Gelet op al hetgeen hiervoor is overwogen is de rechtbank van oordeel dat een onvoorwaardelijke vrijheidsstraf voor de duur van zes maanden, zoals door de officier van justitie is gevorderd, passend en geboden is. De aard en ernst van het bewezen en strafbaar verklaarde zouden door een lichtere strafrechtelijke afdoening van de zaak miskend worden. Bijzondere omstandigheden die tot een ander oordeel zouden moeten voeren, acht de rechtbank niet aanwezig.
Tenuitvoerlegging van de opgelegde gevangenisstraf zal volledig plaatsvinden binnen de penitentiaire inrichting, tot het moment dat de veroordeelde in aanmerking komt voor deelname aan een penitentiair programma, als bedoeld in artikel 4 van de Penitentiaire beginselenwet, dan wel de regeling van voorwaardelijke invrijheidsstelling, als bedoeld in artikel 6:2:10 Sv, aan de orde is.
Op te leggen maatregel.
De rechtbank acht, conform het advies van de psychiater, oplegging van de maatregel TBS met voorwaarden noodzakelijk. Eerdere behandelingen van verdachte hebben niet tot gedragsverandering geleid. Oplegging van de maatregel is vanuit het oogpunt van het terugdringen van het recidivegevaar en de bescherming van de maatschappij noodzakelijk.
Aan de wettelijke eisen voor het opleggen van de maatregel van TBS met voorwaarden is voldaan, nu bij verdachte tijdens het begaan van de feiten een ziekelijke stoornis van de geestvermogens bestond, de door verdachte begane feiten misdrijven zijn die zijn genoemd in artikel 37a, eerste lid onder 1, Sr, en de veiligheid van anderen, dan wel de algemene veiligheid van personen het opleggen van deze maatregel eist.
De rechtbank zal ter bescherming van de veiligheid van anderen dan wel de algemene veiligheid van personen of goederen voorwaarden stellen betreffende het gedrag van verdachte. Daarbij zal de rechtbank ten aanzien van die voorwaarden de adviezen van de gedragsdeskundigen en de reclassering volgen en aan verdachte die voorwaarden opleggen. Verdachte heeft zich bereid en gemotiveerd verklaard deze voorwaarden na te leven. De rechtbank zal het contactverbod voor alle in deze strafzaak naar voren komende slachtoffers opleggen, te weten: [slachtoffer 1] , [slachtoffer 2] , [slachtoffer 3] , [slachtoffer 4] en [slachtoffer 5] .

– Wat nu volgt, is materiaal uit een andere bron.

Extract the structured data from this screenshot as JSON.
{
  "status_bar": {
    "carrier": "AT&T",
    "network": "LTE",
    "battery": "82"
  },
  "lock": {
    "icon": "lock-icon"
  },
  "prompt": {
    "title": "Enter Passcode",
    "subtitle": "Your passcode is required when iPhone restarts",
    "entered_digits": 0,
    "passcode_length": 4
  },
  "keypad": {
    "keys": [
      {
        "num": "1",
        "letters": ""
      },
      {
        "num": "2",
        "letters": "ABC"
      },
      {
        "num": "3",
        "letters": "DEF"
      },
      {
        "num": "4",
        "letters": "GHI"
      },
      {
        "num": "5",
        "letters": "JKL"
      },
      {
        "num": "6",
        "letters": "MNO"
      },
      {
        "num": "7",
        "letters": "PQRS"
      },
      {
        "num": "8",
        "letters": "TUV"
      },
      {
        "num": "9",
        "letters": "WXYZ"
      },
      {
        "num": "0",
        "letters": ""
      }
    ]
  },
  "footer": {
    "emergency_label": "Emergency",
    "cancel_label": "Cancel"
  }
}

Een door de officier van justitie ingediend verzoek tot het verlenen van een rechterlijke machtiging dat eveneens op 30 november 2021 is behandeld, zal bij beslissing van heden worden afgewezen omdat onder meer onduidelijk is of verdachte in het kader van die machtiging binnen een termijn van vier weken klinisch kan worden opgenomen.
Dadelijk uitvoerbaar.
Gelet op de noodzaak van behandeling en het gevaar voor recidive zal de rechtbank bevelen dat de TBS met voorwaarden dadelijk uitvoerbaar is.